A strip of coast, 25 miles long by seven miles wide. Home to 1.8 million people. Besieged and locked in for eight years now by Israel from the north, east and west, and by Egypt from the south; their medicine, their books, their calorie intake, their fuel, their CDs, their building bricks all rationed, all outside their control. Half of the Palestinians of Gaza are under age 18. Many of their parents or grandparents were refugees from land just to the north, where Israelis now gather on a hilltop to watch bombs fall on the people they've displaced, the people whose lands they've stolen. If someone with guns and bombs robs me, locks me up and starves me, surely I have the right to dig a tunnel to get hold of food and medicine. Surely I have the right to find a way to fight my jailer.

It has been de rigueur to decry the Hamas rockets that crash into Israel's Iron Dome missile defense system. But terrorism is using violence to impose a political condition. Terrorism is Israel imposing a siege on a people because they voted for a government Israel didn't like. Terrorism is bombing imprisoned civilians and schools and hospitals. Think of the countless days and weeks when no rockets were fired from Gaza. Was the siege lifted then? No. The world treated Gaza as a humanitarian case, as if what the Palestinians needed was aid. What Gaza needs is freedom.

Israel requires the Palestinians to recognize Israel as a “Jewish state.” That is, to accept that the Palestinians living in Haifa, Jaffa, Nazareth, Acre, etc., will always be second-class citizens in their country. Israel ruptures logic; it wants to be a democracy practiced on the basis that some people are “chosen” and others are not. And if that won't work, then it wants the “not chosen” to disappear.

This impunity will not last forever. Israel has tried to hide from judgment by using emotional blackmail and accusations of anti-Semitism. But the latest Israeli killing spree in Gaza has moved the hearts and consciences of people across the world.

Protesters have marched in cities from Tokyo to Reykjavik, Iceland. A tower block in Bogota, Colombia, is illuminated in the colors of the Palestinian flag. #ICC4Israel is trending on Twitter. Dutch children have made a video speaking the words of dead Palestinian children. Hardened newsmen and women have suddenly dropped the “parity” approach and spoken of the horror they're witnessing in Gaza.

In London, when a group of Jews opposed to Zionism stood on top of a red double-decker to declare their stand with the Palestinians, they were met with a huge cheer. On Sunday, a group of rabbis in Washington disavowed Israel's actions.

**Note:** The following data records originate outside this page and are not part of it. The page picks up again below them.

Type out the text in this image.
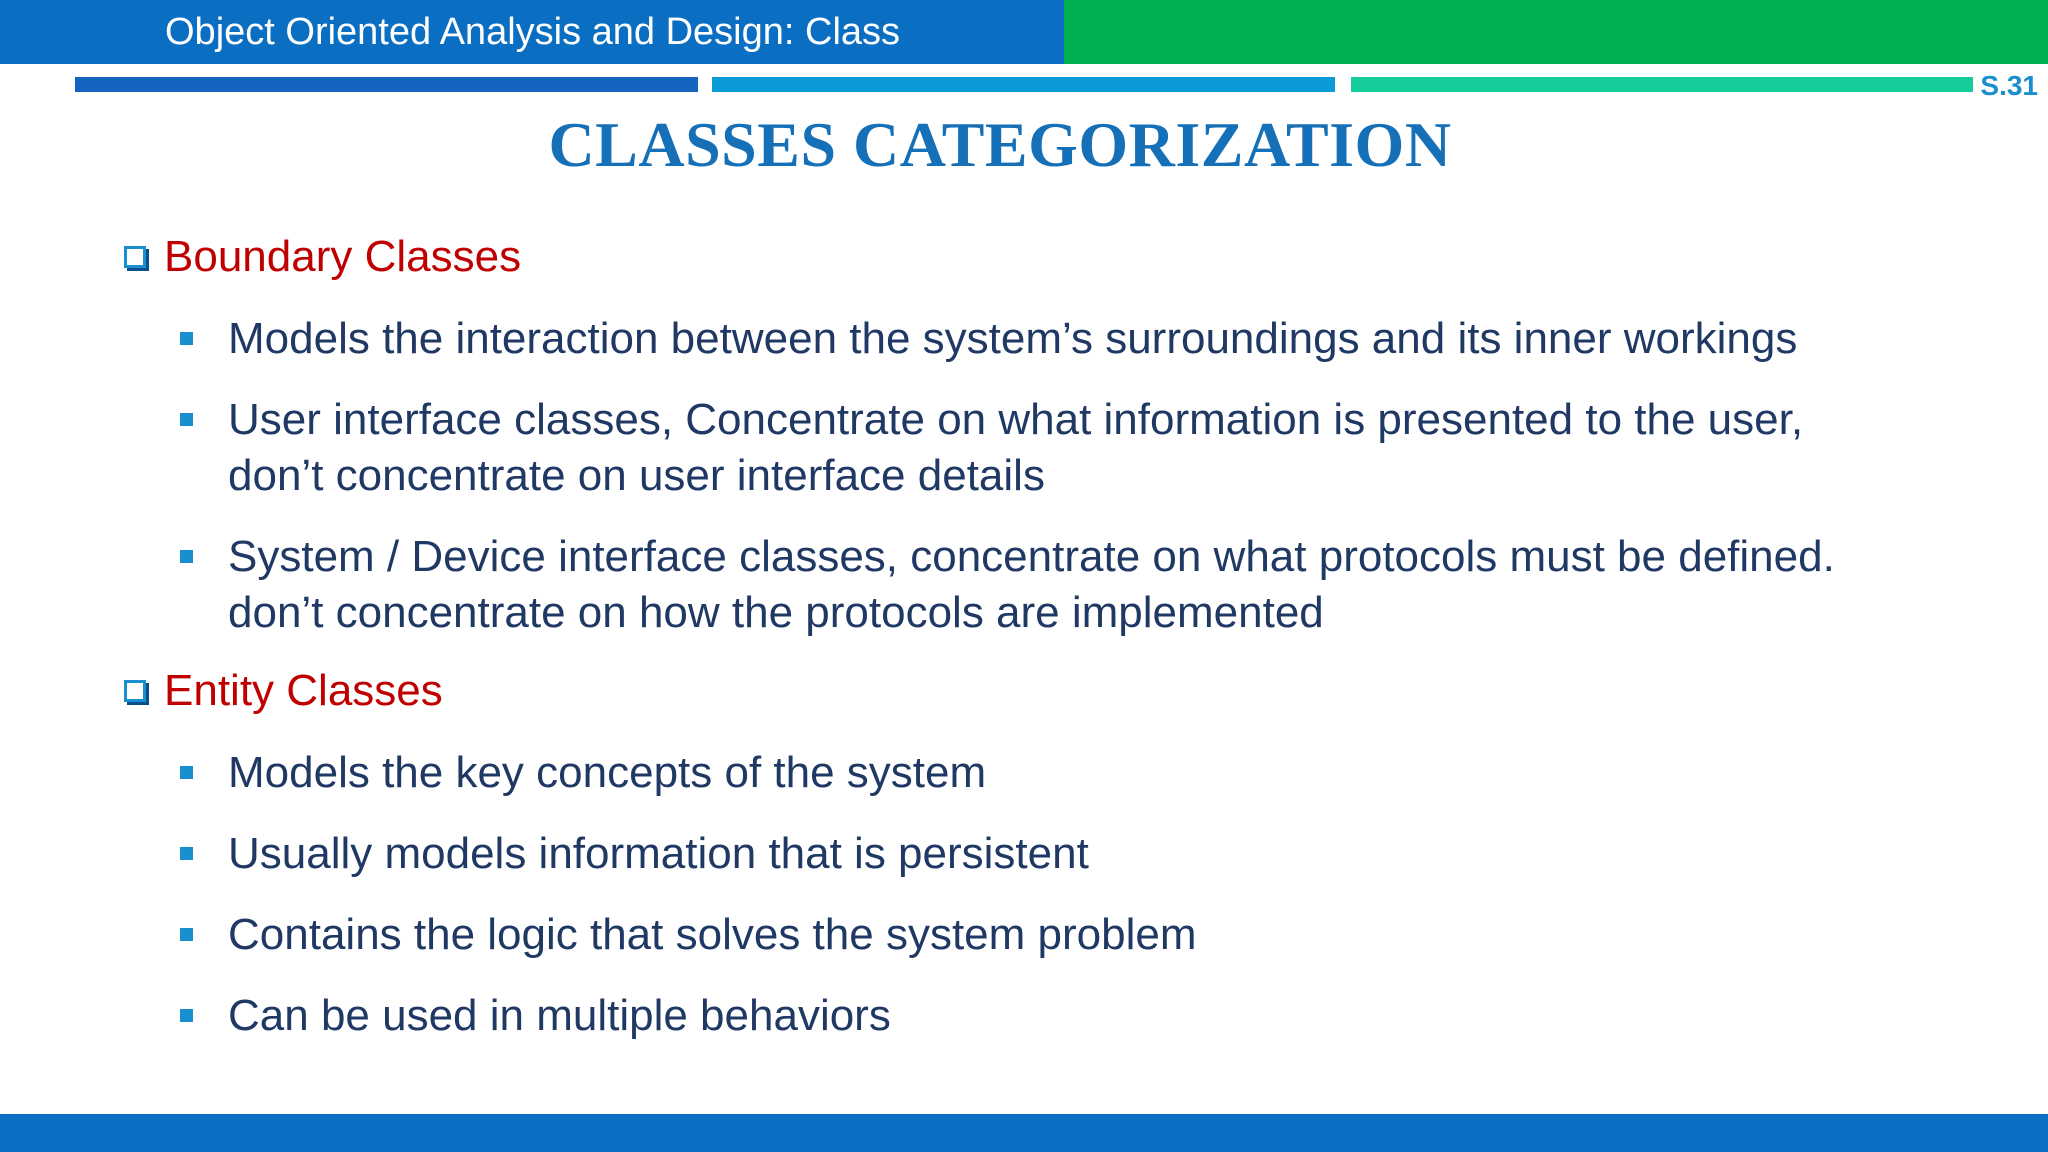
Object Oriented Analysis and Design: Class
S.31
CLASSES CATEGORIZATION
Boundary Classes
Models the interaction between the system’s surroundings and its inner workings
User interface classes, Concentrate on what information is presented to the user,
don’t concentrate on user interface details
System / Device interface classes, concentrate on what protocols must be defined.
don’t concentrate on how the protocols are implemented
Entity Classes
Models the key concepts of the system
Usually models information that is persistent
Contains the logic that solves the system problem
Can be used in multiple behaviors
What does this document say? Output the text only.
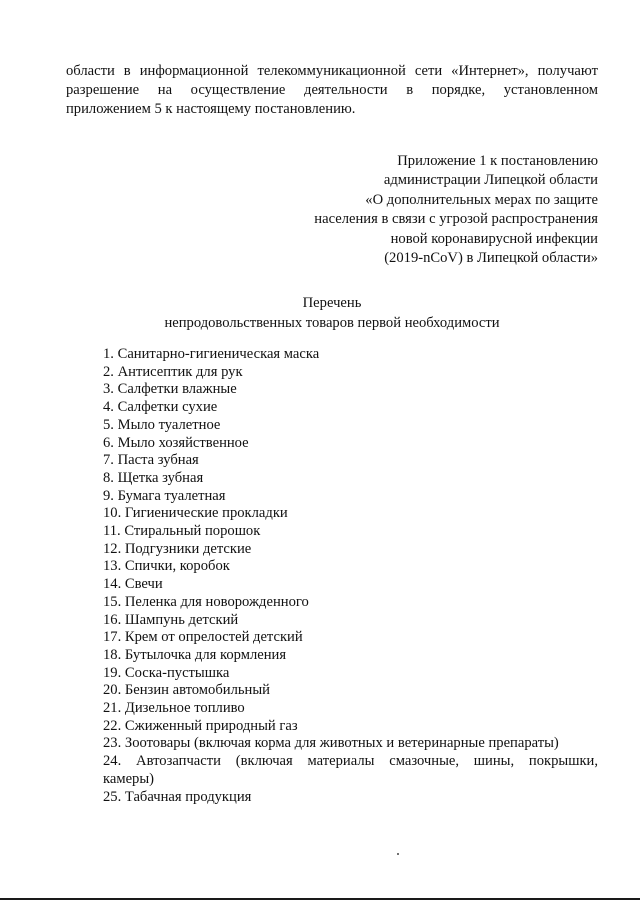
области в информационной телекоммуникационной сети «Интернет», получают
разрешение на осуществление деятельности в порядке, установленном
приложением 5 к настоящему постановлению.

Приложение 1 к постановлению
администрации Липецкой области
«О дополнительных мерах по защите
населения в связи с угрозой распространения
новой коронавирусной инфекции
(2019-nCoV) в Липецкой области»
Перечень
непродовольственных товаров первой необходимости
1. Санитарно-гигиеническая маска
2. Антисептик для рук
3. Салфетки влажные
4. Салфетки сухие
5. Мыло туалетное
6. Мыло хозяйственное
7. Паста зубная
8. Щетка зубная
9. Бумага туалетная
10. Гигиенические прокладки
11. Стиральный порошок
12. Подгузники детские
13. Спички, коробок
14. Свечи
15. Пеленка для новорожденного
16. Шампунь детский
17. Крем от опрелостей детский
18. Бутылочка для кормления
19. Соска-пустышка
20. Бензин автомобильный
21. Дизельное топливо
22. Сжиженный природный газ
23. Зоотовары (включая корма для животных и ветеринарные препараты)
24. Автозапчасти (включая материалы смазочные, шины, покрышки,
камеры)
25. Табачная продукция
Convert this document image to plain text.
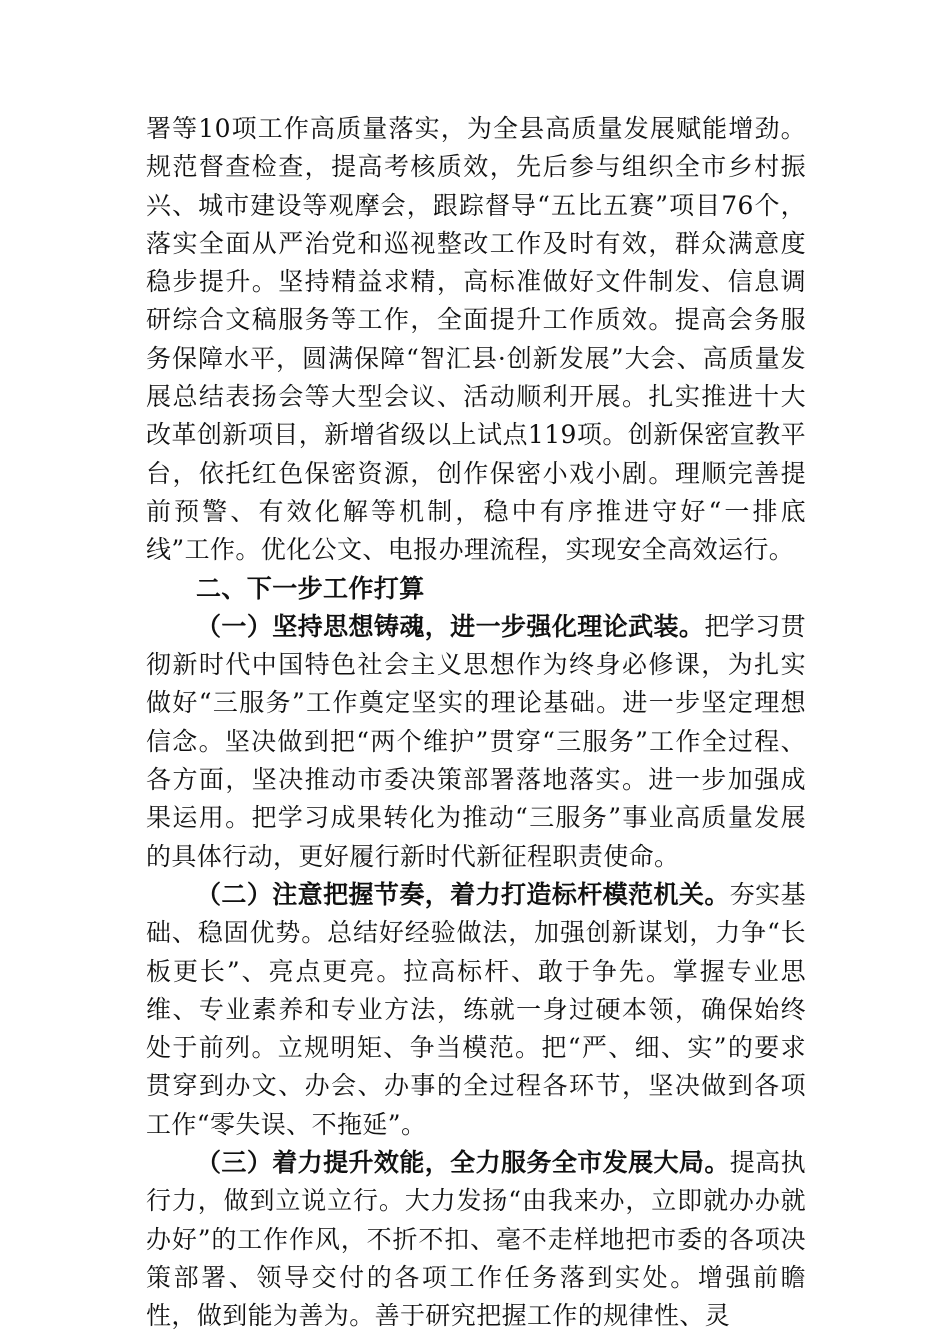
署等10项工作高质量落实，为全县高质量发展赋能增劲。规范督查检查，提高考核质效，先后参与组织全市乡村振兴、城市建设等观摩会，跟踪督导“五比五赛”项目76个，落实全面从严治党和巡视整改工作及时有效，群众满意度稳步提升。坚持精益求精，高标准做好文件制发、信息调研综合文稿服务等工作，全面提升工作质效。提高会务服务保障水平，圆满保障“智汇县·创新发展”大会、高质量发展总结表扬会等大型会议、活动顺利开展。扎实推进十大改革创新项目，新增省级以上试点119项。创新保密宣教平台，依托红色保密资源，创作保密小戏小剧。理顺完善提前预警、有效化解等机制，稳中有序推进守好“一排底线”工作。优化公文、电报办理流程，实现安全高效运行。

二、下一步工作打算

（一）坚持思想铸魂，进一步强化理论武装。把学习贯彻新时代中国特色社会主义思想作为终身必修课，为扎实做好“三服务”工作奠定坚实的理论基础。进一步坚定理想信念。坚决做到把“两个维护”贯穿“三服务”工作全过程、各方面，坚决推动市委决策部署落地落实。进一步加强成果运用。把学习成果转化为推动“三服务”事业高质量发展的具体行动，更好履行新时代新征程职责使命。

（二）注意把握节奏，着力打造标杆模范机关。夯实基础、稳固优势。总结好经验做法，加强创新谋划，力争“长板更长”、亮点更亮。拉高标杆、敢于争先。掌握专业思维、专业素养和专业方法，练就一身过硬本领，确保始终处于前列。立规明矩、争当模范。把“严、细、实”的要求贯穿到办文、办会、办事的全过程各环节，坚决做到各项工作“零失误、不拖延”。

（三）着力提升效能，全力服务全市发展大局。提高执行力，做到立说立行。大力发扬“由我来办，立即就办办就办好”的工作作风，不折不扣、毫不走样地把市委的各项决策部署、领导交付的各项工作任务落到实处。增强前瞻性，做到能为善为。善于研究把握工作的规律性、灵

Jewish citizens across the world declare, “Not in my name.”

Protests have erupted across Haifa, Nazareth and Tel Aviv. Young people have clashed with occupation forces in Bethlehem, Jerusalem, Ramallah, Hebron and many other places. Some of them have lost their lives in this latest round of killing.

It was not just the arms dealers watching the Israeli display over the last weeks; citizens of the world paid attention, and they've taken Palestine to their hearts. There's a rising demand for an arms embargo against Israel, and for trials for possible war crimes, and the Boycott, Divestment and Sanctions campaign is getting stronger. None of this will bring back one dead loved one. We mourn the dead and grieve with the living. We also resolve to do everything we can to heal this terrible wound in the heart of the world.

Ahdaf Soueif is the author of Cairo: Memoir of a City Transformed.